One of the major problems people have been arguing around is the question of who owns the data/pictures/videos people upload? If I put up a video on YouTube, does that video becomes YouTube's property? For the sake of simplicity, you can replace "media" with "profile", "data", etc.
The way I think of this issue is rather different than any other person's I've heard so far. I believe that you are the sole owner of your own media. Hence, you have a hard copy (offline) of the media at your person. The problem you're facing is, in order to share your media with your friends, you have to go through some third party social network.

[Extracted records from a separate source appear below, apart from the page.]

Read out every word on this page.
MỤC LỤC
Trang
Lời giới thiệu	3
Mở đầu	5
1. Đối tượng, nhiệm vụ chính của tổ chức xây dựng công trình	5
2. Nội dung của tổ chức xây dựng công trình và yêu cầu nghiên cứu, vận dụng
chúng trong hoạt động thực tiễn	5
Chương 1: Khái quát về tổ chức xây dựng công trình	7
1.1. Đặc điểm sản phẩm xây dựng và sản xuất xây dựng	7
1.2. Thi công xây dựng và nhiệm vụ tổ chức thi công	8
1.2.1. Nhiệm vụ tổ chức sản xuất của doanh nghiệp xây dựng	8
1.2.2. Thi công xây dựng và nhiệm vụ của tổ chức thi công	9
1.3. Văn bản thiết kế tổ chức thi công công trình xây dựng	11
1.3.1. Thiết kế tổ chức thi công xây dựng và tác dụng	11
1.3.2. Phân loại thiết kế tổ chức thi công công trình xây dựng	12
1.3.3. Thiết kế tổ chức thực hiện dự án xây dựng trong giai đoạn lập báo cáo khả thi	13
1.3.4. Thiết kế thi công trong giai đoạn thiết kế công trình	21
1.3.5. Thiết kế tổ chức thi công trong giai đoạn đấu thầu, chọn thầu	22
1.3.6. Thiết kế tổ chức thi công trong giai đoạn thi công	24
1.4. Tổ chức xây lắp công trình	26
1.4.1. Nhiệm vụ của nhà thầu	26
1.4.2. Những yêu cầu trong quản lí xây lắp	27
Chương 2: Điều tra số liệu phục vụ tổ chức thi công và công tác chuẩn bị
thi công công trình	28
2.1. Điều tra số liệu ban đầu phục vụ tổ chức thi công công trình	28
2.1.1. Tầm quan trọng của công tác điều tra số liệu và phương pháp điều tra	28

It also happens that this social network also makes tagging your friends on this media and commenting on the same media available to your and your friends' disposal. The key here is that the media is now in the 3rd party's control.
Are you with me so far? Here is what you've been trying to accomplish so far.
- You have some media you want to share with your friends.
- You upload this media where all or most of your friends can access.
- The place you uploaded allows you to link this media with your friends through tags or comments, etc.
Good. We can get back to what I believe in. My God says that even if I own the original media, the social network owns the plumbing that connects me to my friends. It's the social network's value-add to society. It may be your personal profile, your blog, your status updates. but it's the social network that provides you with the infrastructure to host this data.
It used to be that getting your data back from social networks was hard; not impossible, but hard. If you really wanted, you could use screen scraping. Nowadays, most sites give you public links that will take anybody outside the social network easily see the media or provide you with web service APIs that would allow you to look at your information from outside the social network's web site.
Twitter's API, for example, allows you to do pretty much everything you want to do on Twitter - including getting a list of your friends, followers, your and their statuses. When you think about the power Twitter gives in the user's hands, this is a great step towards enabling the user owning their own data.
Similarly, OPML - the XML document that describes "outlines" - lets you easily move your RSS subscriptions from one reader to another.
Now, imagine that you can move all your online presence over to wherever you want. In comes DataPortability.org. It's a project that started in November 2007 and has seen a lot of attention in the last couple of months. The idea behind the group is to merge the existing open standards, protocols, formats (such as OpenID, APML, and various APIs) with people's online presences (profiles, friends, media) in a way that the users have the control over their data. I'm very hopeful about the steps this group has been taking so far, and hopefully it's going to result in a new era in web applications.
Imagine tagging a picture on Facebook and viewing that same picture with same tags (and maybe more) on Flickr without doing anything... It's going to be slow but hopefully that's the direction I'd like to see social networks and web sites evolving into. Of course this might require different ways for you to host your data but what the hell, we're humans, we evolve!